| Bryan Lathrop|
| May 13, 1916|
Bryan Lathrop Wikipedia
Bryan Lathrop (August 6, 1844 – May 13, 1916) was an American businessman, philanthropist, and art collector from Alexandria, Virginia, United States. He is known for his works in Chicago, Illinois, where his insurance and real estate dealings made him very wealthy. Lathrop had a lifelong interest in the arts, supporting several Chicago institutions and rallying for an extension to Lincoln Park. He was also the longtime president of the Chicago Symphony Orchestra and Graceland Cemetery. He was the brother-in-law of Marshall Field and Thomas Nelson Page.
Bryan Lathop was born on August 6, 1844, to Jedediah and Mariana Lathrop in Alexandria, Virginia. His family was prominent in the state; he descended from John Lothropp and was the grand-nephew of Governor James Barbour. He attended the Dinwiddie School, intending to enroll at the University of Virginia. However, with the outbreak of the American Civil War, Lathrop moved with his pro-Union family to Chicago, Illinois, home of his uncle, Thomas Barbour Bryan. Lathrop's parents sent him to study in Europe under private tutelage during the war. Here, Lathrop gained an appreciation of art and culture. Lathrop returned to Chicago in 1865.
Lathrop engaged in a variety of pursuits once back in Chicago, dealing in real estate and life insurance. He quickly rose to prominence and became an advocate for parks in Chicago. Lathrop led an effort to extend Lincoln Park along the shore of Lake Michigan. His uncle Thomas named him the president of Graceland Cemetery in 1878. Lathrop held this position until his death. He also co-founded the Chicago Real Estate Board and became president of the Elmhurst Spring Water Company. He was a trustee of the Newberry Library and Art Institute of Chicago from 1894 until his death. He was also a trustee of the Chicago Symphony Orchestra from 1894 until 1898, when he was named its vice president. Five years later, he was named its president and served in this role until his death. Under his presidency, the orchestra moved into its current home in Orchestra Hall.
Lathrop's sister was Florence Lathrop, who first married Henry, brother of Marshall Field, and then, after being widowed, married Thomas Nelson Page. Lathrop married Lynde Aldis, the daughter of a Chicago judge, in 1875. In 1892, Lathrop commissioned Charles Follen McKim of McKim, Mead & White to design his house, Bellevue Place, in Chicago. Lathrop was also an avid collector of art and had one of the largest collections of James Abbott McNeill Whistler in the country. Lathrop was a member of the Caxton Club, Grolier Club, and Chicago Historical Society.

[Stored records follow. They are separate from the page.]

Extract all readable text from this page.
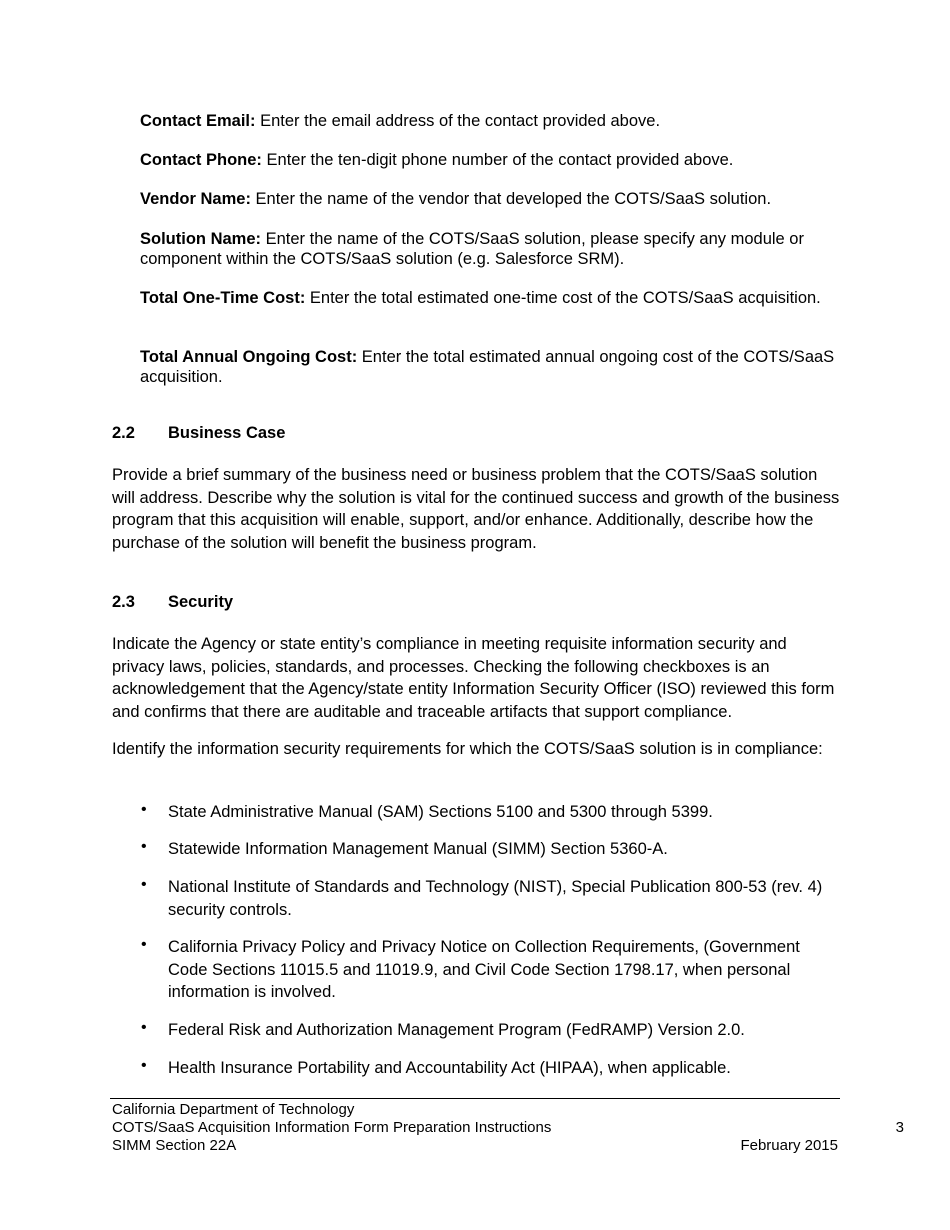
Contact Email: Enter the email address of the contact provided above.
Contact Phone: Enter the ten-digit phone number of the contact provided above.
Vendor Name: Enter the name of the vendor that developed the COTS/SaaS solution.
Solution Name: Enter the name of the COTS/SaaS solution, please specify any module or component within the COTS/SaaS solution (e.g. Salesforce SRM).
Total One-Time Cost: Enter the total estimated one-time cost of the COTS/SaaS acquisition.
Total Annual Ongoing Cost: Enter the total estimated annual ongoing cost of the COTS/SaaS acquisition.
2.2 Business Case
Provide a brief summary of the business need or business problem that the COTS/SaaS solution will address. Describe why the solution is vital for the continued success and growth of the business program that this acquisition will enable, support, and/or enhance. Additionally, describe how the purchase of the solution will benefit the business program.
2.3 Security
Indicate the Agency or state entity’s compliance in meeting requisite information security and privacy laws, policies, standards, and processes. Checking the following checkboxes is an acknowledgement that the Agency/state entity Information Security Officer (ISO) reviewed this form and confirms that there are auditable and traceable artifacts that support compliance.
Identify the information security requirements for which the COTS/SaaS solution is in compliance:
• State Administrative Manual (SAM) Sections 5100 and 5300 through 5399.
• Statewide Information Management Manual (SIMM) Section 5360-A.
• National Institute of Standards and Technology (NIST), Special Publication 800-53 (rev. 4) security controls.
• California Privacy Policy and Privacy Notice on Collection Requirements, (Government Code Sections 11015.5 and 11019.9, and Civil Code Section 1798.17, when personal information is involved.
• Federal Risk and Authorization Management Program (FedRAMP) Version 2.0.
• Health Insurance Portability and Accountability Act (HIPAA), when applicable.
California Department of Technology
COTS/SaaS Acquisition Information Form Preparation Instructions
SIMM Section 22A	February 2015
3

Lathrop died on May 13, 1916 and donated most of his property to his philanthropic endeavors, including $700,000 to the Chicago Symphony Orchestra. He was buried in Graceland Cemetery. Edgar Lee Masters wrote a commemorative poem about Lathop in Poetry magazine in honor of his support of music in Chicago. The orchestra established the Bryan Lathrop Memorial scholarship fund in his memory, thanks in part to a $50,000 donation from Florence. Lathrop donated his Whistler collection to the Art Institute.